Le temps de la réflexion
La fraîcheur et la combativité d'Andy n'ont pas suffi, les leçons de l'échec doivent être tirées pour donner lieu à une stratégie claire et sans malentendus.
Rachid Kerrou
«J’ai besoin d'un peu de temps pour faire le point sur la façon dont tout s'est déroulé. Je ne vais pas me torturer avec l'histoire des 39 secondes. Mais bon, c'est perdu et c'est fini». La tête dans le guidon depuis le 3 juillet, Andy Schleck réclame légitimement le huis clos pour revenir tranquillement sur une Grande Boucle dont il a été le principal animateur trois semaines durant. Histoire notamment de parvenir à se forger une opinion personnelle qui ne soit pas contaminée par quelque intérêt médiatique, patriotique, nostalgique ou autres.

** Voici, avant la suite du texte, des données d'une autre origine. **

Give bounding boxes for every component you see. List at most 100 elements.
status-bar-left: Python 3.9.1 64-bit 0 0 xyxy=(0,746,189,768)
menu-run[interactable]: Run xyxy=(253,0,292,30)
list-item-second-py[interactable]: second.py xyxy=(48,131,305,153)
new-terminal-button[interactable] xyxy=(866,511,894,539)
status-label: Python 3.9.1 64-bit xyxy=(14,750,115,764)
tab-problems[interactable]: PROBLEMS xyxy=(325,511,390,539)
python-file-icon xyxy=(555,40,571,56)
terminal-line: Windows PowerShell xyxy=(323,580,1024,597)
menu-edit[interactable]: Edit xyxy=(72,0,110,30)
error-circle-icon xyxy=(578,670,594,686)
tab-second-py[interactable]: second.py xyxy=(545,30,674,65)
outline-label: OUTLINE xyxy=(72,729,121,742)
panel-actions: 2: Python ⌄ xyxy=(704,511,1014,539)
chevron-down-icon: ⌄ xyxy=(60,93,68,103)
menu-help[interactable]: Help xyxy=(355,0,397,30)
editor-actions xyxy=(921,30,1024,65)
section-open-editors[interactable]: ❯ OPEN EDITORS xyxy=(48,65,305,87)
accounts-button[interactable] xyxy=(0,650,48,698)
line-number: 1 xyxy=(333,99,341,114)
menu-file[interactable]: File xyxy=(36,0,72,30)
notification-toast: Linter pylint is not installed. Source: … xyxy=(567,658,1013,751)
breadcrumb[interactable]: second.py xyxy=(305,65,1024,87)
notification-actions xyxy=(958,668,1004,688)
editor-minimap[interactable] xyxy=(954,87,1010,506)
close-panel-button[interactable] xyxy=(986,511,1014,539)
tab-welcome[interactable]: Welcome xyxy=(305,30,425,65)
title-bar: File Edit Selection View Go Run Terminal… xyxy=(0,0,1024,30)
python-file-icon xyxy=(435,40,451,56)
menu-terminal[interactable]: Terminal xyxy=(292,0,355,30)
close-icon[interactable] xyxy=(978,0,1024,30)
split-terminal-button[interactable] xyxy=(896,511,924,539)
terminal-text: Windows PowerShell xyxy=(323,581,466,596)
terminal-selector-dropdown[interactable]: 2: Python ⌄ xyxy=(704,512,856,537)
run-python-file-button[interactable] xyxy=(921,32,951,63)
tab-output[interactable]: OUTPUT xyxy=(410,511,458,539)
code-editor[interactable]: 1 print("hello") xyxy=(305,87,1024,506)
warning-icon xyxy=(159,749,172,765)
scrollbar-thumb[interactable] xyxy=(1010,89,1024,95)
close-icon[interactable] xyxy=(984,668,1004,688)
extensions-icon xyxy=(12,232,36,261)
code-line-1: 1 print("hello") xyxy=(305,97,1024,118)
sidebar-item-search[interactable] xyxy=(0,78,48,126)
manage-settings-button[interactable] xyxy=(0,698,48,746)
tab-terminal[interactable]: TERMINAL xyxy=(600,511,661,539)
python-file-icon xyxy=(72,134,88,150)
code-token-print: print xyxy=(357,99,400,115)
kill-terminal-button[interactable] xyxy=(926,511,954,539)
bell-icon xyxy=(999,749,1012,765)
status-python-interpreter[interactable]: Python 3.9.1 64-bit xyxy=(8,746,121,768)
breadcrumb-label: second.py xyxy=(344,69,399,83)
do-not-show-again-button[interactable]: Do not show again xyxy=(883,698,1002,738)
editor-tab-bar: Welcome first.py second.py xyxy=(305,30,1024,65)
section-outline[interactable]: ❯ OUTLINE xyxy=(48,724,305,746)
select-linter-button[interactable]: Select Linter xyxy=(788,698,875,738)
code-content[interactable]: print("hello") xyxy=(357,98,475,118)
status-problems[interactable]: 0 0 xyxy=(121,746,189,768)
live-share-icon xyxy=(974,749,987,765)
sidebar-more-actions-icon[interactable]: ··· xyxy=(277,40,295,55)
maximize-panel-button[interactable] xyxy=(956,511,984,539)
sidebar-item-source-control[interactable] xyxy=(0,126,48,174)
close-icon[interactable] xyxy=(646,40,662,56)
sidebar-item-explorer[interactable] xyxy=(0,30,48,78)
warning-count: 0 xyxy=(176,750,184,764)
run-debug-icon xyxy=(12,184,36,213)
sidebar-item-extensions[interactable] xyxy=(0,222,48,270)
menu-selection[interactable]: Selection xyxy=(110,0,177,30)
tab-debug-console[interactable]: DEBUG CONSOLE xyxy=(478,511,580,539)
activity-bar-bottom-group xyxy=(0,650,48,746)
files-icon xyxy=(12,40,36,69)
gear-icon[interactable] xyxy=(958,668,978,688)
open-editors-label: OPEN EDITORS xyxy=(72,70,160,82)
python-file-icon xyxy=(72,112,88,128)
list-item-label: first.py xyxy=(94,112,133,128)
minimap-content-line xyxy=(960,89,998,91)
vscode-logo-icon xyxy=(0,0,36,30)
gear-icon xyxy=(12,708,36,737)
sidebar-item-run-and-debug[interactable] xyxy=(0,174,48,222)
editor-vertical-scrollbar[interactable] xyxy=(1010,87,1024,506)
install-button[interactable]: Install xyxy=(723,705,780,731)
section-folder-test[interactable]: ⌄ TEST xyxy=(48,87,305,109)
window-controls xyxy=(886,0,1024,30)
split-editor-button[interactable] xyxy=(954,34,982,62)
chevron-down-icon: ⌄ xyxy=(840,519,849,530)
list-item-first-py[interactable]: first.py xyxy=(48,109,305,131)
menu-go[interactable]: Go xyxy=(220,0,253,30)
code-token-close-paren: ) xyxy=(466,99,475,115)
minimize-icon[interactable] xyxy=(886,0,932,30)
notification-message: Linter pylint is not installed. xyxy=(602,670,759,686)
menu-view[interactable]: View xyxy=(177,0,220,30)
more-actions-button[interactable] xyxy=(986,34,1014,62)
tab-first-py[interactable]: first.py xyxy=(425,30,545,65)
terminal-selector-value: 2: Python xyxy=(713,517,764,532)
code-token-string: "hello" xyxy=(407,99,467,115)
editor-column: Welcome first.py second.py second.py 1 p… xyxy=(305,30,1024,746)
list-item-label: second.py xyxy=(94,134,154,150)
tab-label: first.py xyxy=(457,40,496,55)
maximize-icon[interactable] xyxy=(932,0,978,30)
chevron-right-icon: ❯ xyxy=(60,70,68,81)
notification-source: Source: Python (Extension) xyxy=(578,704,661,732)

Ses récentes sorties du style «Je remporte deux étapes, je passe six jours en jaune, et je ramène le maillot blanc, ça n'est pas si mal» relèvent encore de l'arithmétique. Or, seule une véritable introspection du cadet des frères Schleck – celle qu'il effectuera en cercle privé, avec sa famille – lui en apprendra davantage sur lui-même et lui permettra de franchir, le cas échéant, le palier manquant.
Sans doute parviendra-t-il d'abord à une juste estimation de la valeur de cette seconde «deuxième place» sur le Tour de France.
Alliés ou rivaux?
Il balaiera, on l'imagine, très vite les faits de course que bon nombre d'observateurs ont cru bon de mettre en exergue. Andy ayant été, comme Contador du reste, plutôt épargné par la poisse, l'épisode de son dérailleur défaillant relevant davantage de la péripétie que du véritable accident.
Il se souviendra aussi que si l'Espagnol a quelque peu profité de cet aléa pour refaire son retard, ce dernier l'a longuement attendu lors de l'étape de Spa où victime d'une chute, il aurait pu perdre le Tour avant même qu'il n'ait véritablement commencé.
Il reviendra ensuite sur le passage dans les Alpes où de l'avis général, Contador n'était pas au mieux et n'aurait vraisemblablement pas été en mesure de répondre à une attaque franche et soutenue...
Face aux siens, il pourra avouer – et s'avouer à lui-même –, qu'à tel moment clé, il n'a peut-être pas su, pas pu ou pas oser...
Il en tirera les leçons qui forgeront son expérience, celle-là même qui, à l'avenir, le guidera pour prendre la bonne décision au meilleur moment, face à un adversaire qu'il connaît désormais intimement.
Il lui faudra aussi, de manière honnête, sonder l'impact de l'absence de son frère Fränk, lors de cette Grande Boucle. L'a-t-elle réellement desservi? N'aurait-il pas eu à ses côtés un allié bien encombrant dans la mesure où ce dernier, champion du Luxembourg, vainqueur du Tour de Suisse, avait lui aussi des arguments à faire valoir en vue du podium des Champs-Élysées?
Il devra enfin s'assurer de la crédibilité du projet d'équipe luxembourgeoise qui se dessine autour de lui et de son frère en veillant notamment à ce que leur leadership commun soit un gage de complicité et non de rivalité.
Et là encore, on peut compter sur Contador pour être à l'affût et déceler la moindre défaillance luxembourgeoise pour préserver son trône.